Sometimes I wish I were a dog, or a pig, or some other simple creature. They are so charmed by the immediate. The fear they experience is temporary: a blare of noise; they cower – then all is safety and joy and tail-wagging again. They revel in each new day despite it being the same as all the days they’ve ever known. Which of us can claim that kind of happiness as our own?
My dogs are outstanding examples of minds entirely enraptured by the present. If our little dog, who is two years old (or fourteen in dog years) could speak, you get the sense that she would be calling out something like this. ‘You’ve come to get me from my kennel! This is great! Look! The grass! It smells so great- and the flowers- and the soil- and the bench! This is so great! I’m so pleased to see you! Hey, there’s your hand! Hey, I’ve just jumped up so I can see you better! And again! Hey, there’s your hand! Hey, there’s the grass again! I think I’ll wee on it! (brief pause.) Hey, we’re going inside! I love being inside! I love you guys! This is great!’
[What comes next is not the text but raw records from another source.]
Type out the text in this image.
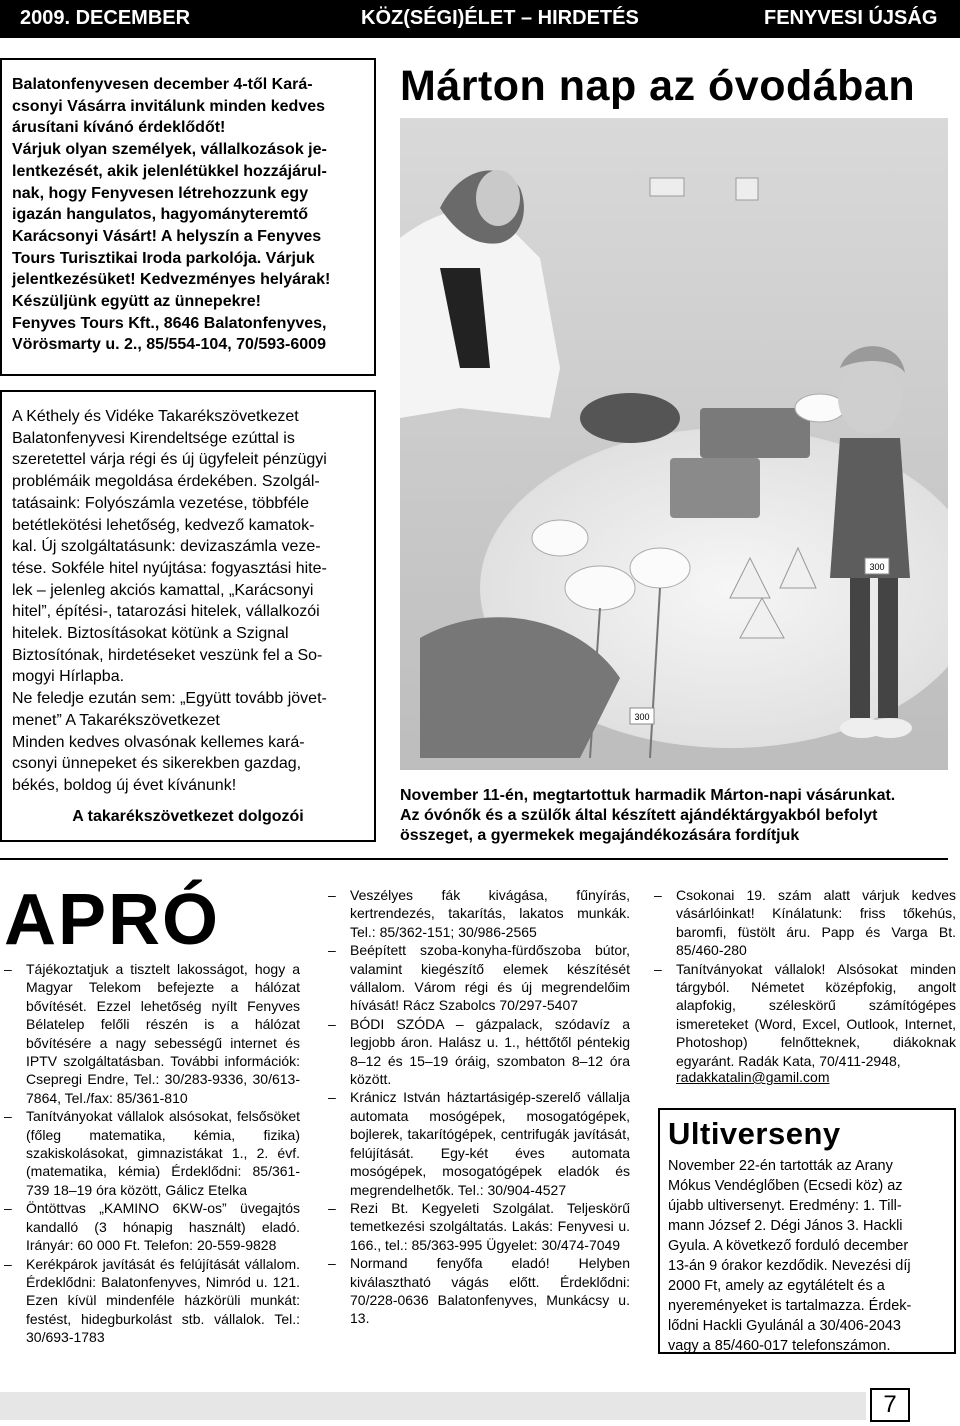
2009. DECEMBER	KÖZ(SÉGI)ÉLET – HIRDETÉS	FENYVESI ÚJSÁG
Balatonfenyvesen december 4-től Kará-
csonyi Vásárra invitálunk minden kedves
árusítani kívánó érdeklődőt!
Várjuk olyan személyek, vállalkozások je-
lentkezését, akik jelenlétükkel hozzájárul-
nak, hogy Fenyvesen létrehozzunk egy
igazán hangulatos, hagyományteremtő
Karácsonyi Vásárt! A helyszín a Fenyves
Tours Turisztikai Iroda parkolója. Várjuk
jelentkezésüket! Kedvezményes helyárak!
Készüljünk együtt az ünnepekre!
Fenyves Tours Kft., 8646 Balatonfenyves,
Vörösmarty u. 2., 85/554-104, 70/593-6009
A Kéthely és Vidéke Takarékszövetkezet
Balatonfenyvesi Kirendeltsége ezúttal is
szeretettel várja régi és új ügyfeleit pénzügyi
problémáik megoldása érdekében. Szolgál-
tatásaink: Folyószámla vezetése, többféle
betétlekötési lehetőség, kedvező kamatok-
kal. Új szolgáltatásunk: devizaszámla veze-
tése. Sokféle hitel nyújtása: fogyasztási hite-
lek – jelenleg akciós kamattal, „Karácsonyi
hitel”, építési-, tatarozási hitelek, vállalkozói
hitelek. Biztosításokat kötünk a Szignal
Biztosítónak, hirdetéseket veszünk fel a So-
mogyi Hírlapba.
Ne feledje ezután sem: „Együtt tovább jövet-
menet” A Takarékszövetkezet
Minden kedves olvasónak kellemes kará-
csonyi ünnepeket és sikerekben gazdag,
békés, boldog új évet kívánunk!
A takarékszövetkezet dolgozói
Márton nap az óvodában
300
300
November 11-én, megtartottuk harmadik Márton-napi vásárunkat.
Az óvónők és a szülők által készített ajándéktárgyakból befolyt
összeget, a gyermekek megajándékozására fordítjuk
APRÓ

– Tájékoztatjuk a tisztelt lakosságot, hogy a Magyar Telekom befejezte a hálózat bővítését. Ezzel lehetőség nyílt Fenyves Bélatelep felőli részén is a hálózat bővítésére a nagy sebességű internet és IPTV szolgáltatásban. További információk: Csepregi Endre, Tel.: 30/283-9336, 30/613-7864, Tel./fax: 85/361-810

– Tanítványokat vállalok alsósokat, felsősöket (főleg matematika, kémia, fizika) szakiskolásokat, gimnazistákat 1., 2. évf. (matematika, kémia) Érdeklődni: 85/361-739 18–19 óra között, Gálicz Etelka

– Öntöttvas „KAMINO 6KW-os” üvegajtós kandalló (3 hónapig használt) eladó. Irányár: 60 000 Ft. Telefon: 20-559-9828

– Kerékpárok javítását és felújítását vállalom. Érdeklődni: Balatonfenyves, Nimród u. 121. Ezen kívül mindenféle házkörüli munkát: festést, hidegburkolást stb. vállalok. Tel.: 30/693-1783

– Veszélyes fák kivágása, fűnyírás, kertrendezés, takarítás, lakatos munkák. Tel.: 85/362-151; 30/986-2565

– Beépített szoba-konyha-fürdőszoba bútor, valamint kiegészítő elemek készítését vállalom. Várom régi és új megrendelőim hívását! Rácz Szabolcs 70/297-5407

– BÓDI SZÓDA – gázpalack, szódavíz a legjobb áron. Halász u. 1., héttőtől péntekig 8–12 és 15–19 óráig, szombaton 8–12 óra között.

– Kránicz István háztartásigép-szerelő vállalja automata mosógépek, mosogatógépek, bojlerek, takarítógépek, centrifugák javítását, felújítását. Egy-két éves automata mosógépek, mosogatógépek eladók és megrendelhetők. Tel.: 30/904-4527

– Rezi Bt. Kegyeleti Szolgálat. Teljeskörű temetkezési szolgáltatás. Lakás: Fenyvesi u. 166., tel.: 85/363-995 Ügyelet: 30/474-7049

– Normand fenyőfa eladó! Helyben kiválasztható vágás előtt. Érdeklődni: 70/228-0636 Balatonfenyves, Munkácsy u. 13.

– Csokonai 19. szám alatt várjuk kedves vásárlóinkat! Kínálatunk: friss tőkehús, baromfi, füstölt áru. Papp és Varga Bt. 85/460-280

– Tanítványokat vállalok! Alsósokat minden tárgyból. Németet középfokig, angolt alapfokig, széleskörű számítógépes ismereteket (Word, Excel, Outlook, Internet, Photoshop) felnőtteknek, diákoknak egyaránt. Radák Kata, 70/411-2948,

radakkatalin@gamil.com
Ultiverseny
November 22-én tartották az Arany
Mókus Vendéglőben (Ecsedi köz) az
újabb ultiversenyt. Eredmény: 1. Till-
mann József 2. Dégi János 3. Hackli
Gyula. A következő forduló december
13-án 9 órakor kezdődik. Nevezési díj
2000 Ft, amely az egytálételt és a
nyereményeket is tartalmazza. Érdek-
lődni Hackli Gyulánál a 30/406-2043
vagy a 85/460-017 telefonszámon.
7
But it’s our older dog, now twelve years old (or eighty-four in dog years), who really takes the biscuit, as it were. About a month ago we learned that she was in a fairly advanced stage of kidney failure. She spends the vast majority of her time sleeping, and a few days every fortnight with her tummy rumbling like a volcano, emitting terrible odours and not eating anything. But whenever I come downstairs in the morning, she sits up, wagging her tail and generally behaving as if she has been looking forward to this for weeks. The slightest show of affection produces in her the kind of excitement warranted by a trip to the Seychelles, or perhaps a new series of Doctor Who. In moments like that, I think more than ever how I might benefit from being a dog. Her brightened face gives me some hope for joy in suffering.